I don't know if any of you have any influence over UNICEF but if you do a little pressure to restart a small donation of therapeutic milk to the hospital would save many lives. The UNICEF head of mission was called Gnilane Senghor I think, unfortunately I only managed to meet his deputy.
happy new year
Date: Mon, 29 Dec 1997 11:25:43 -0600
From: Benjamin Torun btorunatnsem.incap.org.gt
Subject: Re: Therapeutic feeding in Port of Prince and UNICEF decision to stop supplying milk
The infortunate situation described by Steve Collins in Haiti reinforces the importance of using locally avalailable foods in the treatment of severe malnutrition, whether kwashiorkor or marasmus. There is no doubt that "optimal" diets can be carefully formulated and prepared to provide a maximum of digestibility and an ideal balance of macro- and micronutrients.
But when such diets become unavailable, health personnel with poor training in nutrition are at a loss and may start making the fatal errors pointed out by Steve. The same is true when therapeutic measures are based only on a basic ingredient, usually powdered milk, that may suddenly disappear, and no one has bothered to recommend other options.
It is therefore ESSENTIAL that all local health personnel, NGOs and other entities involved in nutritional rehabilitation acquire knowledge on:
a) The basic --and not so complex-- principles of dietary treatment of severe malnutrition, including the "safe" amounts of macro- and micronutrients, and when and how to give them; and,
b) The sources of such nutrients, including not only the foods provided by international agencies and NGOs, but also the foods that are or can be locally available at different times of the year. Although some of the latter may not have the best nutritional characteristics in terms of digestibility, protein quality, energy density or nutrient balance, with reasonable knowledge and ingenuity they can be used to prevent many deaths.
Well-meaning efforts may lead to disaster if the beneficiaries become solely dependent on such efforts, and are not taught how to deal with the situation when something --in this case, the food supply-- goes wrong.
A meaningful contribution would be the inclusion in all manuals and guidelines for the treatment and rehabilitation of malnourished children and adults, of simple, practical recipes for the preparation of therapeutic diets with locally available and culturally acceptable products.
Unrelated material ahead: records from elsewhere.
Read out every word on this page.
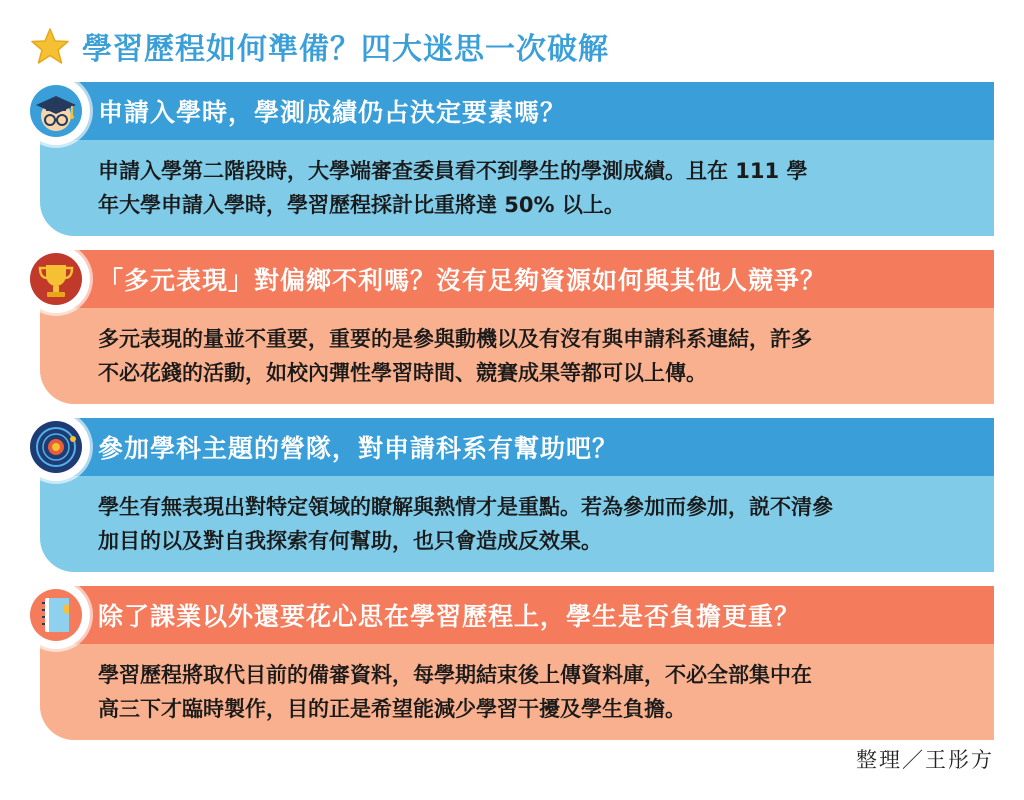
學習歷程如何準備？四大迷思一次破解
申請入學時，學測成績仍占決定要素嗎？
申請入學第二階段時，大學端審查委員看不到學生的學測成績。且在 111 學
年大學申請入學時，學習歷程採計比重將達 50% 以上。
「多元表現」對偏鄉不利嗎？沒有足夠資源如何與其他人競爭？
多元表現的量並不重要，重要的是參與動機以及有沒有與申請科系連結，許多
不必花錢的活動，如校內彈性學習時間、競賽成果等都可以上傳。
參加學科主題的營隊，對申請科系有幫助吧？
學生有無表現出對特定領域的瞭解與熱情才是重點。若為參加而參加，説不清參
加目的以及對自我探索有何幫助，也只會造成反效果。
除了課業以外還要花心思在學習歷程上，學生是否負擔更重？
學習歷程將取代目前的備審資料，每學期結束後上傳資料庫，不必全部集中在
高三下才臨時製作，目的正是希望能減少學習干擾及學生負擔。
整理／王彤方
I, for one, would welcome obtaining such recipes from different parts of the world where they have been shown to save the lives of malnourished children.
Benjamin Torun, M.D., Ph.D.
Head, Human Nutrition Unit, Institute of Nutrition of Central America and Panama INCAP -- Apartado Postal 1188
Tel:  472-3762, 471-5655, 471-9913, Fax:  473-6529
Date: Mon, 29 Dec 1997 10:49:07 -0500
From: jcseteathqfaus01.unicef.org (Joanne Csete)
Subject: Re: Therapeutic feeding in Port of Prince and UNICEF decision
Dear fellow networkers,
We appreciate Steve's bringing this matter to our attention (and that of others). I have spoken with our office in Haiti, and we will be addressing this situation as a matter of urgency.
We are always glad to have the observations of visiting NGO and other agency staff to help us keep track of things that may go awry.
Best wishes for the new year to all.